The Board itself has no power to effect any transformation; it is purely advisory. However, it has also been fairly influential. Its advocacy of a National Declassification Center (first proposed by the Moynihan Commission in 1997) probably helped bring that concept to fruition. In any case, even if the Board has little direct leverage of its own, "we do have access" to senior policy makers, said Board Chair Martin Faga, a former National Reconnaissance Office director, last week.

The initial recommendations of the Board stop well short of anything that we would call transformation. Most fundamentally, the Board does not propose any reductions in the scope of what is classified. It also does not inquire whether today's hierarchical classification system is appropriate to a networked world, much less what could be devised to replace it.

But the very fact of a public conversation on the purpose and character of national security secrecy may have transformative implications. So interested persons are encouraged to participate.

Board member Sanford J. Ungar wrote about "Unnecessary Secrets" in the March/April 2011 issue of Columbia Journalism Review.


Does the secrecy system function according to its own autonomous principles? Is it beyond the rule of law and outside of presidential control?

Not exactly. If that were true, then there would never be involuntary changes to classification policy and there would be no compulsory declassification of classified information. Fortunately, that is not consistently the case.

And yet there is a disturbing pattern of evidence to show that the secrecy system resists external control, and that it will not reliably fulfill even the most explicit presidential commands or the clearest requirements of law. For example:

* On December 29, 2009 President Obama ordered all agencies that classify information to issue final implementing regulations for his new executive order on classification policy by the end of December 2010. The Department of Defense, the largest classifying agency, did not comply. It did not request a waiver or an extension, it simply did not comply. As a result, the most important classification reforms advanced by the President have not taken hold at the Department of Defense. ("Secrecy Reform Stymied by the Pentagon," Secrecy News, February 24, 2011).

* Presidents Clinton, Bush and Obama each ordered that all 25 year old classified records, unless they were specifically exempted, "shall be automatically declassified whether or not the records have been reviewed." But agencies have refused to implement this provision or to permit automatic declassification without review, thereby crippling the presidential initiative for streamlining the declassification process. (Under the 1999 Kyl-Lott Amendment, Congress also complicated this provision by prohibiting public release of declassified records without a separate review for nuclear weapons-related information.)

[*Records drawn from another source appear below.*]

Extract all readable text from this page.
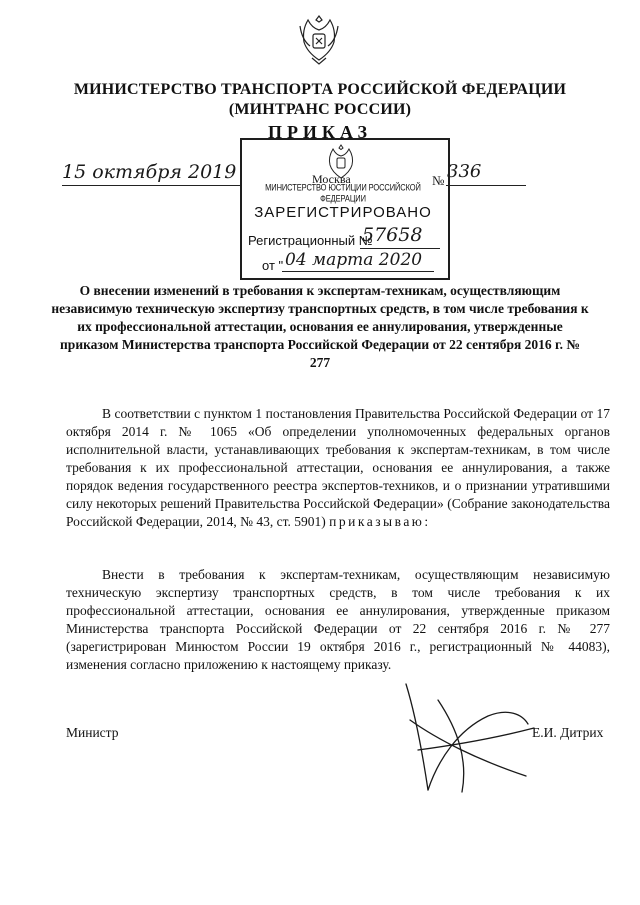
МИНИСТЕРСТВО ТРАНСПОРТА РОССИЙСКОЙ ФЕДЕРАЦИИ
(МИНТРАНС РОССИИ)
ПРИКАЗ
15 октября 2019	Москва	№ 336
МИНИСТЕРСТВО ЮСТИЦИИ РОССИЙСКОЙ ФЕДЕРАЦИИ
ЗАРЕГИСТРИРОВАНО
Регистрационный №
57658
от " 04 марта 2020
О внесении изменений в требования к экспертам-техникам, осуществляющим независимую техническую экспертизу транспортных средств, в том числе требования к их профессиональной аттестации, основания ее аннулирования, утвержденные приказом Министерства транспорта Российской Федерации от 22 сентября 2016 г. № 277
В соответствии с пунктом 1 постановления Правительства Российской Федерации от 17 октября 2014 г. № 1065 «Об определении уполномоченных федеральных органов исполнительной власти, устанавливающих требования к экспертам-техникам, в том числе требования к их профессиональной аттестации, основания ее аннулирования, а также порядок ведения государственного реестра экспертов-техников, и о признании утратившими силу некоторых решений Правительства Российской Федерации» (Собрание законодательства Российской Федерации, 2014, № 43, ст. 5901) приказываю:
Внести в требования к экспертам-техникам, осуществляющим независимую техническую экспертизу транспортных средств, в том числе требования к их профессиональной аттестации, основания ее аннулирования, утвержденные приказом Министерства транспорта Российской Федерации от 22 сентября 2016 г. № 277 (зарегистрирован Минюстом России 19 октября 2016 г., регистрационный № 44083), изменения согласно приложению к настоящему приказу.
Министр	Е.И. Дитрих
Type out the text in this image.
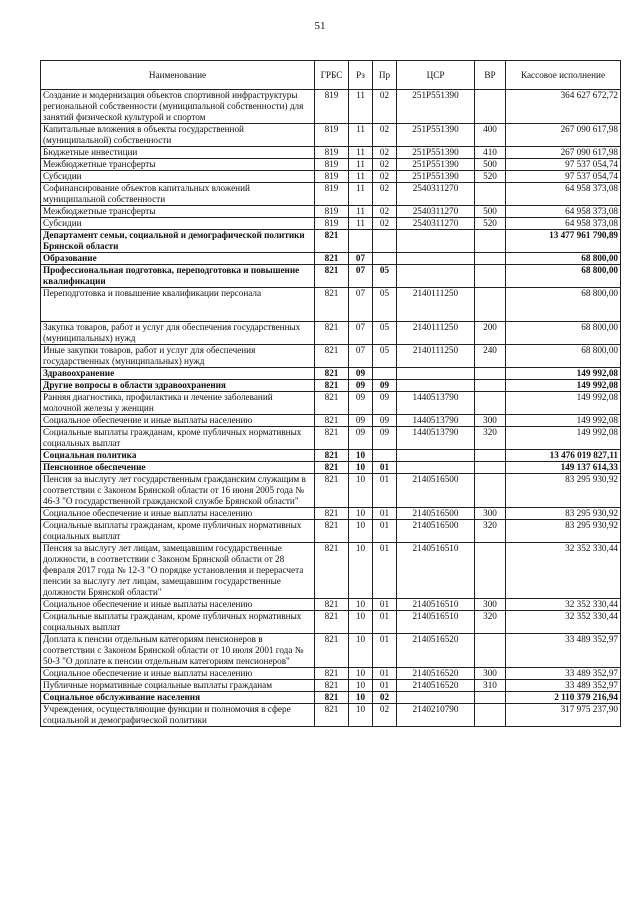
51
Наименование	ГРБС	Рз	Пр	ЦСР	ВР	Кассовое исполнение
Создание и модернизация объектов спортивной инфраструктуры региональной собственности (муниципальной собственности) для занятий физической культурой и спортом	819	11	02	251P551390		364 627 672,72
Капитальные вложения в объекты государственной (муниципальной) собственности	819	11	02	251P551390	400	267 090 617,98
Бюджетные инвестиции	819	11	02	251P551390	410	267 090 617,98
Межбюджетные трансферты	819	11	02	251P551390	500	97 537 054,74
Субсидии	819	11	02	251P551390	520	97 537 054,74
Софинансирование объектов капитальных вложений муниципальной собственности	819	11	02	2540311270		64 958 373,08
Межбюджетные трансферты	819	11	02	2540311270	500	64 958 373,08
Субсидии	819	11	02	2540311270	520	64 958 373,08
Департамент семьи, социальной и демографической политики Брянской области	821					13 477 961 790,89
Образование	821	07				68 800,00
Профессиональная подготовка, переподготовка и повышение квалификации	821	07	05			68 800,00
Переподготовка и повышение квалификации персонала	821	07	05	2140111250		68 800,00
Закупка товаров, работ и услуг для обеспечения государственных (муниципальных) нужд	821	07	05	2140111250	200	68 800,00
Иные закупки товаров, работ и услуг для обеспечения государственных (муниципальных) нужд	821	07	05	2140111250	240	68 800,00
Здравоохранение	821	09				149 992,08
Другие вопросы в области здравоохранения	821	09	09			149 992,08
Ранняя диагностика, профилактика и лечение заболеваний молочной железы у женщин	821	09	09	1440513790		149 992,08
Социальное обеспечение и иные выплаты населению	821	09	09	1440513790	300	149 992,08
Социальные выплаты гражданам, кроме публичных нормативных социальных выплат	821	09	09	1440513790	320	149 992,08
Социальная политика	821	10				13 476 019 827,11
Пенсионное обеспечение	821	10	01			149 137 614,33
Пенсия за выслугу лет государственным гражданским служащим в соответствии с Законом Брянской области от 16 июня 2005 года № 46-З "О государственной гражданской службе Брянской области"	821	10	01	2140516500		83 295 930,92
Социальное обеспечение и иные выплаты населению	821	10	01	2140516500	300	83 295 930,92
Социальные выплаты гражданам, кроме публичных нормативных социальных выплат	821	10	01	2140516500	320	83 295 930,92
Пенсия за выслугу лет лицам, замещавшим государственные должности, в соответствии с Законом Брянской области от 28 февраля 2017 года № 12-З "О порядке установления и перерасчета пенсии за выслугу лет лицам, замещавшим государственные должности Брянской области"	821	10	01	2140516510		32 352 330,44
Социальное обеспечение и иные выплаты населению	821	10	01	2140516510	300	32 352 330,44
Социальные выплаты гражданам, кроме публичных нормативных социальных выплат	821	10	01	2140516510	320	32 352 330,44
Доплата к пенсии отдельным категориям пенсионеров в соответствии с Законом Брянской области от 10 июля 2001 года № 50-З "О доплате к пенсии отдельным категориям пенсионеров"	821	10	01	2140516520		33 489 352,97
Социальное обеспечение и иные выплаты населению	821	10	01	2140516520	300	33 489 352,97
Публичные нормативные социальные выплаты гражданам	821	10	01	2140516520	310	33 489 352,97
Социальное обслуживание населения	821	10	02			2 110 379 216,94
Учреждения, осуществляющие функции и полномочия в сфере социальной и демографической политики	821	10	02	2140210790		317 975 237,90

* The Secretary of State is in standing violation of the Foreign Relations Act of 1991, which requires her to ensure the publication of a "thorough, accurate, and reliable" documentary record of U.S. foreign policy "not more than 30 years after the events recorded." But that is not happening. And things are getting worse, not better. As a result of the non-compliance by several agencies with timely declassification requirements, there "appears to be a growing distance between the statutory obligation to reach a 30-year line... and the actual length of time it has been taking to compile, review, revise, declassify, and publish those volumes," according to the most recent report to the Secretary (pdf) from the State Department Historical Advisory Committee.

The failure of law and policy to gain purchase on classification practice is alarming on several levels. Among other things, it means that would-be reformers cannot be satisfied with the "mere" passage of a new law or the adoption of a new executive order, since the practical effect of these steps may turn out to be illusory. And it casts a different, more positive light on the role of unauthorized disclosures, which in some cases can compensate for the inability or refusal of government agencies to implement binding declassification and disclosure requirements.